Forgotten Authors No 49: Dorothy Bowers

Christopher Fowler
Sunday 28 February 2010 01:00

I have the excellent crime writer Martin Edwards to thank for this discovery. Dorothy Bowers was born in Leominster, Herefordshire in 1902. She was the daughter of a bakery owner, and after a short and not especially joyful life, died at 46 from tuberculosis. At least she had the satisfaction of knowing that she had just been inducted into the Detection Club, a society formed in 1930 by a group of Golden Age mystery writers that included Agatha Christie and GK Chesterton, and it seemed she might have gone on to greater things but for the ill health that clearly affected her final novel.

After being one of the first women accepted into Oxford University, Bowers struggled for several years to find a job as a history tutor, supplementing her meagre income by compiling crossword puzzles. Keen to write, she found herself drawn to detective novels, but this was a career that usually attracted ladies of leisure. Still, she quickly found her feet in the field. Her first novel, Postscript to Poison, was well-received and inspired her to continue with the same leading characters, Inspector Dan Pardoe and Sergeant Salt, who featured in another three volumes. According to Rue Morgue Press, which has thankfully rescued her mysteries from obscurity, critics felt Bowers might have gone on to succeed Dorothy L Sayers, but her time was occupied by her teaching job and hampered by her delicate constitution.

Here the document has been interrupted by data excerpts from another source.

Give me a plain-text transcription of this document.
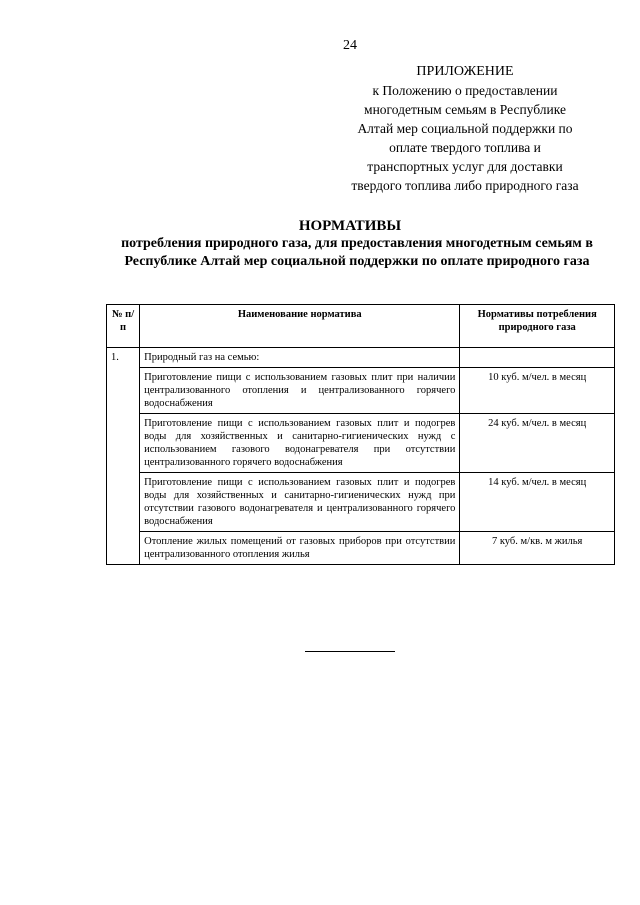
24
ПРИЛОЖЕНИЕ
к Положению о предоставлении
многодетным семьям в Республике
Алтай мер социальной поддержки по
оплате твердого топлива и
транспортных услуг для доставки
твердого топлива либо природного газа
НОРМАТИВЫ
потребления природного газа, для предоставления многодетным семьям в Республике Алтай мер социальной поддержки по оплате природного газа
№ п/п	Наименование норматива	Нормативы потребления природного газа
1.	Природный газ на семью:	
	Приготовление пищи с использованием газовых плит при наличии централизованного отопления и централизованного горячего водоснабжения	10 куб. м/чел. в месяц
	Приготовление пищи с использованием газовых плит и подогрев воды для хозяйственных и санитарно-гигиенических нужд с использованием газового водонагревателя при отсутствии централизованного горячего водоснабжения	24 куб. м/чел. в месяц
	Приготовление пищи с использованием газовых плит и подогрев воды для хозяйственных и санитарно-гигиенических нужд при отсутствии газового водонагревателя и централизованного горячего водоснабжения	14 куб. м/чел. в месяц
	Отопление жилых помещений от газовых приборов при отсутствии централизованного отопления жилья	7 куб. м/кв. м жилья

Her crime thrillers were championed by the press as "fair play" mysteries, in which the clues are cunningly displayed within the context of the story, but in such a way that the reader is misdirected to disregard them. Postscript to Poison features a hateful victim, Cornelia Lackland, who constantly changes her will and terrorises her two grand-daughters before being dispatched by an unknown member of the household. Shadows Before also features poison – in the tea, of course.

Bowers' plots are intricate and her prose is thoughtfully crafted, with a certain amount of careful, eloquent wordplay integral to the solutions. If there's a criticism, it's that she coolly moves her characters like chess pieces, but this was a traditional approach in Golden Age crime. One of the most skilful wielders of the red herring, it's conceivable that Bowers would have gone on to produce a full body of work, for that is the best way to achieve a degree of artistic immortality.